Quando você saiu do Jornal Nacional, você já tinha mais de 40 anos. Você recomeçou após os 40, idade em que o mercado de trabalho começa a ficar desfavorável para muitas pessoas. Como foi isso para você?
Nunca penso em idade. Isso não me define em nada. Me enxergo a partir das minhas vontades. Se eu me tolher, como as pessoas vão me olhar? Eu sei o tipo de energia, de disposição e da vontade que eu tenho. O público merece o meu melhor, sempre. Quando eu percebi que estava desacelerando, entrando no automático, decidi sair (do Jornal Nacional). Não era infelicidade. Era uma percepção. Aí, sim, pensei: como eu estarei daqui a cinco anos? Infeliz? O mesmo ocorreu com o Encontro, que era jornalismo e entretenimento. Eu queria fazer só entretenimento. Queria me testar. O Assim Como a Gente é entretenimento com informação, que é o futuro. Não precisa ter jornalismo, apenas estar conectado com a realidade.
A mudança maior, nesses anos todos, foi profissional ou pessoal?
Tudo junto. Passei por transformações pessoais muito fortes. Me divorciei, comecei um novo relacionamento. Isso tudo, claro, estava relacionado ao que eu estava fazendo. E, profissionalmente, me expus muito mais na escolha dos temas do Encontro e, agora, com a escolha dos convidados do Assim Como a Gente. Tive muito mais oportunidade de fazer isso do que quando eu estava no jornalismo.
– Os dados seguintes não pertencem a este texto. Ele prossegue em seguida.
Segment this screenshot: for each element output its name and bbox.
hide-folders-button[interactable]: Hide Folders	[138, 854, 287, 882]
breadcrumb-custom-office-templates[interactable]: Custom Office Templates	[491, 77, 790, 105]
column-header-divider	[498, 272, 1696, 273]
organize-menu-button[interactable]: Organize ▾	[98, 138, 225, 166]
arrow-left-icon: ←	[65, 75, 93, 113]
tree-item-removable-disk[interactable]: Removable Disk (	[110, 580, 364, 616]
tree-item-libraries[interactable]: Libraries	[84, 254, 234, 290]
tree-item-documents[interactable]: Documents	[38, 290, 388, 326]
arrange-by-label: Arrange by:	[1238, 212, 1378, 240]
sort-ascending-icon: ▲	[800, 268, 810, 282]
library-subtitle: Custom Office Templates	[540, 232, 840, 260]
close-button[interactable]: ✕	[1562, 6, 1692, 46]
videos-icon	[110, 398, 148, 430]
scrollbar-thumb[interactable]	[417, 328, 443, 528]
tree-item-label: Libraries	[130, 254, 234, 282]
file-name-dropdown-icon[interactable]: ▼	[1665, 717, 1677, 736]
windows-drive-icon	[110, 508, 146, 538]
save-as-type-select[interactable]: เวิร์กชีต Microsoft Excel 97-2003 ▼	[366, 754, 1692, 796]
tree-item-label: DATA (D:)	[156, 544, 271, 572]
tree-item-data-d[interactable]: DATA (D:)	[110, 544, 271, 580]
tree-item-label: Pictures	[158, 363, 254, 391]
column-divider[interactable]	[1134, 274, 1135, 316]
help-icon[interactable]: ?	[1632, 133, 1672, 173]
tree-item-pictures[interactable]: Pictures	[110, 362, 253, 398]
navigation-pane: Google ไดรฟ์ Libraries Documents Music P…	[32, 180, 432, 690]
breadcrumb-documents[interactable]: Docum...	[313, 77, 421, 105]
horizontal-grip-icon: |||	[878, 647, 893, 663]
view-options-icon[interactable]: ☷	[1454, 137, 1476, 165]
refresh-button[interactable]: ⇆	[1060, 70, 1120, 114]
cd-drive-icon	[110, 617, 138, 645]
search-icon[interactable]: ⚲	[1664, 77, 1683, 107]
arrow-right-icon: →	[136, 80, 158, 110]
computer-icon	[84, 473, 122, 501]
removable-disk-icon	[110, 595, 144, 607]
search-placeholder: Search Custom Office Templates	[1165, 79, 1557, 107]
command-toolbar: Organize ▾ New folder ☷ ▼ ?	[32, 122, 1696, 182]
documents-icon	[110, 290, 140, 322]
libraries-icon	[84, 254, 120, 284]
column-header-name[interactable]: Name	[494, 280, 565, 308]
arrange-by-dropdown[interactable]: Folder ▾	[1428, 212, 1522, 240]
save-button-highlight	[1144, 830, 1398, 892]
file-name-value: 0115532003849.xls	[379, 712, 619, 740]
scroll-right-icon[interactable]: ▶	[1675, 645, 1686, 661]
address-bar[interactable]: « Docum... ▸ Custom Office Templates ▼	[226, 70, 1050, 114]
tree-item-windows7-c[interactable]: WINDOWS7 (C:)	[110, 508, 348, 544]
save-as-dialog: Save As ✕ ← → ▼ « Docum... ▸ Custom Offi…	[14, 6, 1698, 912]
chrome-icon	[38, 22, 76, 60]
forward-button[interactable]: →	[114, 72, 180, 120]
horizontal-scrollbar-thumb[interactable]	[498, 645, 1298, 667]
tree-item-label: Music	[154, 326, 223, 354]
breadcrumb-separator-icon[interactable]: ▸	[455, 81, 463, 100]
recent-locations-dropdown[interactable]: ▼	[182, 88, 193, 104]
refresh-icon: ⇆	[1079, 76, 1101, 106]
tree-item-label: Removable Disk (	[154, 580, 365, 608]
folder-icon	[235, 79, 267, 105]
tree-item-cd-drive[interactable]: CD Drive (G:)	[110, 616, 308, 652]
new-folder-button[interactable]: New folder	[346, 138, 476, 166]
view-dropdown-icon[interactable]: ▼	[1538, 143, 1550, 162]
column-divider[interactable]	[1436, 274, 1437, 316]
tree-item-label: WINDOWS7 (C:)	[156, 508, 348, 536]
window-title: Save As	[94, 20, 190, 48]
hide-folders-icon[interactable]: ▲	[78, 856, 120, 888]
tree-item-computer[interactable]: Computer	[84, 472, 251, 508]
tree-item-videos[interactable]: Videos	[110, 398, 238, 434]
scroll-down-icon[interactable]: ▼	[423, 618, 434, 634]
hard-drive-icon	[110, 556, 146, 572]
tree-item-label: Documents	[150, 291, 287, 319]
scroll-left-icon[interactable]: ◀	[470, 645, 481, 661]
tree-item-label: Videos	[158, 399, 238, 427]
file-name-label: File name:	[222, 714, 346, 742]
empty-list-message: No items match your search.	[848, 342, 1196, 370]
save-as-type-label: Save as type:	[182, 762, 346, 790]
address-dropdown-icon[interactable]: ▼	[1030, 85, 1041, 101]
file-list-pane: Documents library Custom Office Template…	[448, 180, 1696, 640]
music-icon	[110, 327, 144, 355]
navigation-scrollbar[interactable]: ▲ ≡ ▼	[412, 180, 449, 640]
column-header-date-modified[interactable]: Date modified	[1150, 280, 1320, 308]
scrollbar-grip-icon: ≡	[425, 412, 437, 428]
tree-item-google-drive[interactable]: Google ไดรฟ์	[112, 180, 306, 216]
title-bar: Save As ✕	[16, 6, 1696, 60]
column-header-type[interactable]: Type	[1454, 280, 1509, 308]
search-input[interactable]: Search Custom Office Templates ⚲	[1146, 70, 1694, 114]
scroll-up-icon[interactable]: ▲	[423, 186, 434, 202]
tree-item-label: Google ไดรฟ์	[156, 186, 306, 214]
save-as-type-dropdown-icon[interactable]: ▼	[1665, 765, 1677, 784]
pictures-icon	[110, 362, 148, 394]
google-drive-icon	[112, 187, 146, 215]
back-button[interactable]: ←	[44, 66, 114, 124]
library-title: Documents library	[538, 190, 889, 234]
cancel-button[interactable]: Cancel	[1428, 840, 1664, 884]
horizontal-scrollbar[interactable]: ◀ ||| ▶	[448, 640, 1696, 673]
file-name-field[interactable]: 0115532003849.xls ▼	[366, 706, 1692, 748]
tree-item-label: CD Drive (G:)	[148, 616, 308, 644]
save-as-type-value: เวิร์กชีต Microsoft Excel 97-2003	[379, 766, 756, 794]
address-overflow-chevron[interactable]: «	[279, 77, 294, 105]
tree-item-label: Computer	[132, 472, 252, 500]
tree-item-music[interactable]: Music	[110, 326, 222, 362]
Percebi que um apresentador precisa se posicionar, mostrar quem ele é. Dei esse passo e tudo mudou.
Expor seus posicionamentos implica em ser alvo de críticas e ataques, tão comuns atualmente, sobretudo em redes sociais. Como aprendeu a lidar com isso?
Hoje, com a idade que estou (Fátima tem 61 anos)... Eu me preocupo muito com as pessoas jovens, que sofrem, que são destruídas por ataques em redes sociais ou que vivem em função disso. O ataque diz mais sobre a pessoa que faz o comentário do que quem ela está criticando. Raramente respondo. Não entro em briga. Não tenho nada com isso. Eu tive a felicidade de ter um retorno forte de público na minha carreira. Não tenho 15 minutos de fama. Tenho 37 anos de história na TV Globo. E foi tudo construído aos poucos, desde o primeiro autógrafo em um papelzinho, as primeiras fotografias, os primeiros comentários nas redes sociais. A idade e uma carreira bem construída me possibilitam lidar bem com isso.